If epistemic tribalism can happen in the realm of national politics, it is not too far of a stretch to see it manifest itself the cubical of an office.  Personal relationships are more important than sales.  Countless Quid Pro Quo agreements bind the office together and harm customer service.  Tenure with the organization is more important than accomplishment.  Finally, being likable is more important than getting work done.  It became clear to me that these things were happening.  I counted on the better angles of others instead of understanding the tangled webs of motivations.  To be a successful scrum master or agile coach, I had to accept office professionals could be nasty and brutish. 

So this last year for me, the political became professional.  Reason and empiricism are less useful tools for change compared with understanding the motivations and prejudices of my colleagues.  Epistemic-tribalism is a real thing, and you need to understand it in your organization.  Finally, it takes disappointment for you to set aside your prejudices and view your surrounding differently.

Until next time.

Monday, November 30, 2015

The Coffee Pot and Innovation

The coffee pot can tell you a lot
of things about the corporate culture. 
Certain things happen in a business which are illustrative of that organizations culture and its approach to innovation.  This week I wanted to share an example.

The facts

It is 8:30 on a week day.  The coffee pot is out of fresh coffee and a pound of fresh ground coffee is sitting next to the pot.  The department manager comes into the office and sees there are no pre-measured packages from the coffee service.  They retrieve three pre-measured bags of coffee and make a pot of coffee.

The maker and innovator in the office perceives 

“This is why we cannot innovate in the business.  You had a pound of coffee and could not make a pot of coffee without a measuring spoon or visually filling the coffee filter.  This means we are inflexible to changing situations, unwilling to try new things, and unable to deal with ambiguity.”

The person who made the coffee perceives

“I don’t see it that way.  The pre-measured coffee is just the right amount.  I do not have to measure it.  I don’t have to guess and I know that I am going to get a good pot of coffee every time.  This means less waste and everyone got a cup of coffee with no fuss.”

Some conclusions

I need to read some Wittgenstein or take a class on his feelings about the nature of reality.  I am the innovator in the office and being unable to make coffee without pre-measured packages makes me crazy and is an example why change and innovation is so difficult.  The person who made the coffee does not see this as a symptom of a larger cultural issue and is more concerned with the end result rather than the process of making coffee.

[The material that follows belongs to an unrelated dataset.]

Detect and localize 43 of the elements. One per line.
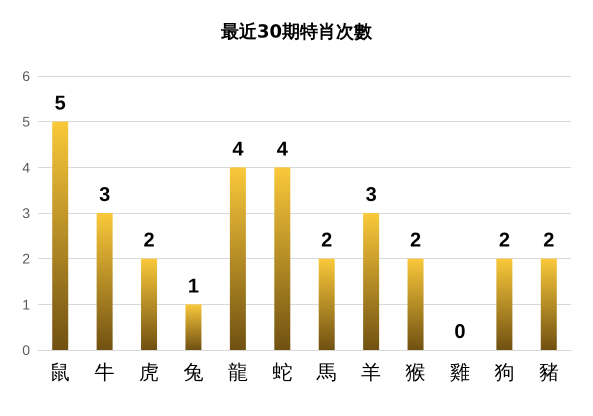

This further reinforces what I have been reading in business literature and in cognitive psychology.  People want creativity until they are confronted with creative people and ideas; then educators and business leaders reject creativity.  So we create a situation of cognitive dissonance where we want people to be creative and adaptable but when they are we discourage those behaviors.

This is the world of shadows that a scrum master needs to navigate. We need to help people learn new ways of doing things but not be too creative otherwise we are going to face backlash and rejection.

So how do we agile professionals learn to better manage change in organizations who prefer the coffee in pre-measured packages?  I would love to hear your recommendations.